Figure 2: The multiple PEs in a DRP can be configured to optimally execute different algorithms.

DRP sub-arrays can be dynamically reconfigured as the executing application moves from one section of active code to the next. It is therefore quite possible for executing application code to define and redefine the DRP’s processing architecture from moment to moment, as shown in Figure 2 above. The ability to configure and reconfigure the DRP on the fly effectively creates an infinite number of complex, hardware-accelerated processing functions in relatively small, low-cost systems. It’s possible to do something similar with LUTs and FPGAs but that design process is far more complicated.

DRPs have been successfully used as reconfigurable accelerators for a variety of AI/ML tasks that require DNNs (Deep Neural Networks) such as image processing and image recognition. Because of their configurable and quickly reconfigurable nature, DRPs can handle the processing requirements of both existing and yet-to-be-created neural networks.

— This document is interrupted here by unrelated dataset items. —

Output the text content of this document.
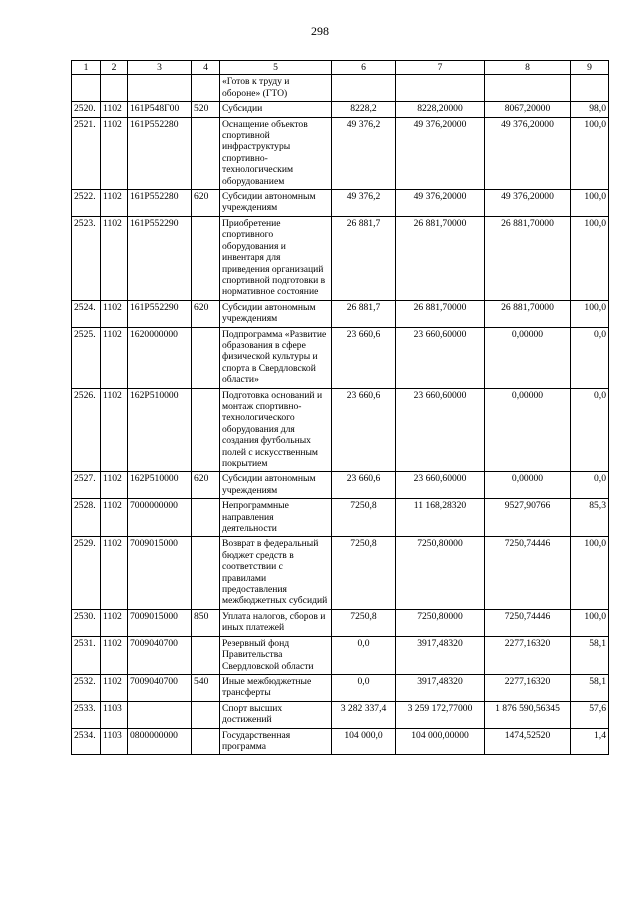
298
1	2	3	4	5	6	7	8	9
				«Готов к труду и обороне» (ГТО)				
2520.	1102	161P548Г00	520	Субсидии	8228,2	8228,20000	8067,20000	98,0
2521.	1102	161P552280		Оснащение объектов спортивной инфраструктуры спортивно-технологическим оборудованием	49 376,2	49 376,20000	49 376,20000	100,0
2522.	1102	161P552280	620	Субсидии автономным учреждениям	49 376,2	49 376,20000	49 376,20000	100,0
2523.	1102	161P552290		Приобретение спортивного оборудования и инвентаря для приведения организаций спортивной подготовки в нормативное состояние	26 881,7	26 881,70000	26 881,70000	100,0
2524.	1102	161P552290	620	Субсидии автономным учреждениям	26 881,7	26 881,70000	26 881,70000	100,0
2525.	1102	1620000000		Подпрограмма «Развитие образования в сфере физической культуры и спорта в Свердловской области»	23 660,6	23 660,60000	0,00000	0,0
2526.	1102	162P510000		Подготовка оснований и монтаж спортивно-технологического оборудования для создания футбольных полей с искусственным покрытием	23 660,6	23 660,60000	0,00000	0,0
2527.	1102	162P510000	620	Субсидии автономным учреждениям	23 660,6	23 660,60000	0,00000	0,0
2528.	1102	7000000000		Непрограммные направления деятельности	7250,8	11 168,28320	9527,90766	85,3
2529.	1102	7009015000		Возврат в федеральный бюджет средств в соответствии с правилами предоставления межбюджетных субсидий	7250,8	7250,80000	7250,74446	100,0
2530.	1102	7009015000	850	Уплата налогов, сборов и иных платежей	7250,8	7250,80000	7250,74446	100,0
2531.	1102	7009040700		Резервный фонд Правительства Свердловской области	0,0	3917,48320	2277,16320	58,1
2532.	1102	7009040700	540	Иные межбюджетные трансферты	0,0	3917,48320	2277,16320	58,1
2533.	1103			Спорт высших достижений	3 282 337,4	3 259 172,77000	1 876 590,56345	57,6
2534.	1103	0800000000		Государственная программа	104 000,0	104 000,00000	1474,52520	1,4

DRPs can be integrated into Application Specific Standard Products (ASSPs), Applications Specific Integrated Circuits (ASICs), and they can also be integrated into established MPU, MCU, and even FPGA product families.

IDC believes that, in the near future, currently unfolding OT market developments will drive embedded intelligence into billions of devices that require AI/ML inference processing, but with many additional constraints including low power consumption, low latency and real-time response. DRPs can viably address these requirements while still achieving good performance. DRPs can enable AI inference algorithms to run in real time on many endpoint systems, especially when integrated into other broadly adopted, general-purpose processing chips, particularly MCUs, which are already commonly designed into these types of systems.

This blog article is part of a series and is based on the IDC White Paper titled "Embedded Artificial Intelligence: Reconfigurable Processing Accelerates AI in Endpoint Systems for the OT Market."